Venenosaurus had unusual lateral fossae, which looked like deep depressions in the outside walls of the vertebral centra.[10] Some fossae are divided into two chambers by a ridge inside the depression.[10] In most sauropods the fossae would form pneumatic openings leading to the interior of the centrum, rather than just being a depression.[10] Less well-developed, but similar fossae are known from Cedarosaurus.[10] Fossae that similarly resemble shallow depressions are known from Saltasaurus, Alamosaurus, Aeolosaurus, Gondwanatitan, and Malawisaurus.[10] These taxa differ, however, in that their fossae are even shallower, lack the division into chambers, and do not extend as far into the vertebral columns as those of Venenosaurus.[10]

The vertebrae near the base of the tail are extremely useful for classifying sauropods.[6] Derived titanosaurs had vertebrae that were convex on the front and back.[6] Primitive sauropods had vertebrae that were either flat on both ends (amphiplaty) or concave on both (amphicoely).[11] Venenosaurus may have had a condition intermediate between the two.[11] The possession of amphiplatyan caudal centra with anteriorly facing neural spines is a unique identifier of this species.[12] Sometimes the form of central articulations change within a single individual's vertebral column.[13]

Footnotes[edit]

  1. ^ a b "Abstract," Tidwell, Carpenter, and Meyer (2001).
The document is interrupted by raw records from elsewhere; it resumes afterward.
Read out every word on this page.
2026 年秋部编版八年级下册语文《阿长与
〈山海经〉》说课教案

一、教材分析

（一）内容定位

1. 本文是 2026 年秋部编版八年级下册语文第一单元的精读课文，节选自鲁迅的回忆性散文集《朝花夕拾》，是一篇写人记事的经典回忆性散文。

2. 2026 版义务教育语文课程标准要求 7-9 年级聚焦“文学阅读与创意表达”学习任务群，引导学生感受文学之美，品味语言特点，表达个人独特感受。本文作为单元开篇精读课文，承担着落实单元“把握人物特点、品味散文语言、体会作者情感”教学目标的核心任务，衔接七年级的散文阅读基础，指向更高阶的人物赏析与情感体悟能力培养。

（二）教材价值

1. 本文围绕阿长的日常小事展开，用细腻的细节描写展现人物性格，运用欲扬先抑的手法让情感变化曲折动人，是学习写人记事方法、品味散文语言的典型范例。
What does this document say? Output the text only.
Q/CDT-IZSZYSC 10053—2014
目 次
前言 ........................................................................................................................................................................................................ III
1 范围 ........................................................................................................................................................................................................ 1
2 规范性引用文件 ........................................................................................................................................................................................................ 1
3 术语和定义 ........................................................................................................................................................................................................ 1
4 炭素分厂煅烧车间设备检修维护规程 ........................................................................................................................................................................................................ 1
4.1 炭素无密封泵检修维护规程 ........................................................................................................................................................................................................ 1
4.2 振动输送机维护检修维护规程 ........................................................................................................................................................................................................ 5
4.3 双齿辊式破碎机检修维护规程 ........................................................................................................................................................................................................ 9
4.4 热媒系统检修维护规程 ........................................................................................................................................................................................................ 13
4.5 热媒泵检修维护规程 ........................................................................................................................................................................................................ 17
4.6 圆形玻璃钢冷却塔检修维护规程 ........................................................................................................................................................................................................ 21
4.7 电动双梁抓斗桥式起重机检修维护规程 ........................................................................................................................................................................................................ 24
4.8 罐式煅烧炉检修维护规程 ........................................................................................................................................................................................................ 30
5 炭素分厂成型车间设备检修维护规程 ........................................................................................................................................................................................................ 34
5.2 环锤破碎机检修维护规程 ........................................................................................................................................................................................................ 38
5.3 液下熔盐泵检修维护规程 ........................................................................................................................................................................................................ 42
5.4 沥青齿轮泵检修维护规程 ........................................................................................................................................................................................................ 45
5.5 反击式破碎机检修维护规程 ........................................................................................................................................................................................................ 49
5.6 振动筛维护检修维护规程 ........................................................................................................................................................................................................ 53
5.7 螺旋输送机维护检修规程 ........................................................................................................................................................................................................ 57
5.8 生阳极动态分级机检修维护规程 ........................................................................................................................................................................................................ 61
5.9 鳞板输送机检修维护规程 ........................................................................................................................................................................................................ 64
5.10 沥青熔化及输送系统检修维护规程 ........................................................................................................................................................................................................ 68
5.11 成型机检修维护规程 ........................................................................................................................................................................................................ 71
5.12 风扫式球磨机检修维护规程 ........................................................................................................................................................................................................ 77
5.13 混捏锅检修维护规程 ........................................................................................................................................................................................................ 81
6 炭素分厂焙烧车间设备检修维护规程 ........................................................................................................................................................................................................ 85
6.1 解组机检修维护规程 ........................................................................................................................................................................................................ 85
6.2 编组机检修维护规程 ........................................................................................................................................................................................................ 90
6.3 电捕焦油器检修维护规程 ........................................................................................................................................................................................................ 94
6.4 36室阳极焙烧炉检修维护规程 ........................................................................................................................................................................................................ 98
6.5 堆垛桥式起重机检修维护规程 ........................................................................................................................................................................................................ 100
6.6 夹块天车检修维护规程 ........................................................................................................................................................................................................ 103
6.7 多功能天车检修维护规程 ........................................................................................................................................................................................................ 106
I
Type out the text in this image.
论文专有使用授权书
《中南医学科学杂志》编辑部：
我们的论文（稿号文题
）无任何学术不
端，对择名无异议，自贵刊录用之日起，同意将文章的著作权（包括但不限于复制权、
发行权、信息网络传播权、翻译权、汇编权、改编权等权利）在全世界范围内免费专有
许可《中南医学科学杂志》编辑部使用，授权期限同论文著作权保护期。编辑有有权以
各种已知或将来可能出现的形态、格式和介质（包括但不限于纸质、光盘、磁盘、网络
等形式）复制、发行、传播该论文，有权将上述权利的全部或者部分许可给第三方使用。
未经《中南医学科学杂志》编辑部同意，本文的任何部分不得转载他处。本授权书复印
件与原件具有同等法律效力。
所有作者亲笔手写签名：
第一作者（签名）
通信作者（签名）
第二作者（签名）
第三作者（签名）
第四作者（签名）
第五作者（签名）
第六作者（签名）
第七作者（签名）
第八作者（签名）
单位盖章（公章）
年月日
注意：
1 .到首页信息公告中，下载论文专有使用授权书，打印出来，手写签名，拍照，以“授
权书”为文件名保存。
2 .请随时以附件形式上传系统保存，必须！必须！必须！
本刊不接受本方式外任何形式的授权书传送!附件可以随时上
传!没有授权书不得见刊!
Page 139.
  2. ^ a b "Depositional Setting," Tidwell, Carpenter, and Meyer (2001). Page 140.
  3. ^ a b c "Introduction," Tidwell, Carpenter, and Meyer (2001). Page 140.
  4. ^ a b c d e "Forelimb," Tidwell, Carpenter, and Meyer (2001). Page 148.
  5. ^ "Pelvis," Tidwell, Carpenter, and Meyer (2001). Page 152.
  6. ^ a b c "Discussion," Tidwell, Carpenter, and Meyer (2001). Page 157.
  7. ^ a b "Pelvis," Tidwell, Carpenter, and Meyer (2001). Page 150.
  8. ^ "Caudal Vertebrae," Tidwell, Carpenter, and Meyer (2001). Page 145.
  9. ^ a b c "Caudal Vertebrae," Tidwell, Carpenter, and Meyer (2001). Page 146.
  10. ^ a b c d e f "Caudal Vertebrae," Tidwell, Carpenter, and Meyer (2001). Page 147.
  11. ^ a b "Discussion," Tidwell, Carpenter, and Meyer (2001). Page 158.
  12. ^ "Discussion," Tidwell, Carpenter, and Meyer (2001). Page 159.
  13. ^ "A Note on Caudal Central Articulation," Tidwell, Carpenter, and Meyer (2001). Pp. 159-160.

References[edit]

  • Tidwell, V., Carpenter, K. & Meyer, S. 2001. New Titanosauriform (Sauropoda) from the Poison Strip Member of the Cedar Mountain Formation (Lower Cretaceous), Utah. In: Mesozoic Vertebrate Life. D. H. Tanke & K. Carpenter (eds.). Indiana University Press, Eds. D.H. Tanke & K. Carpenter. Indiana University Press. 139-165.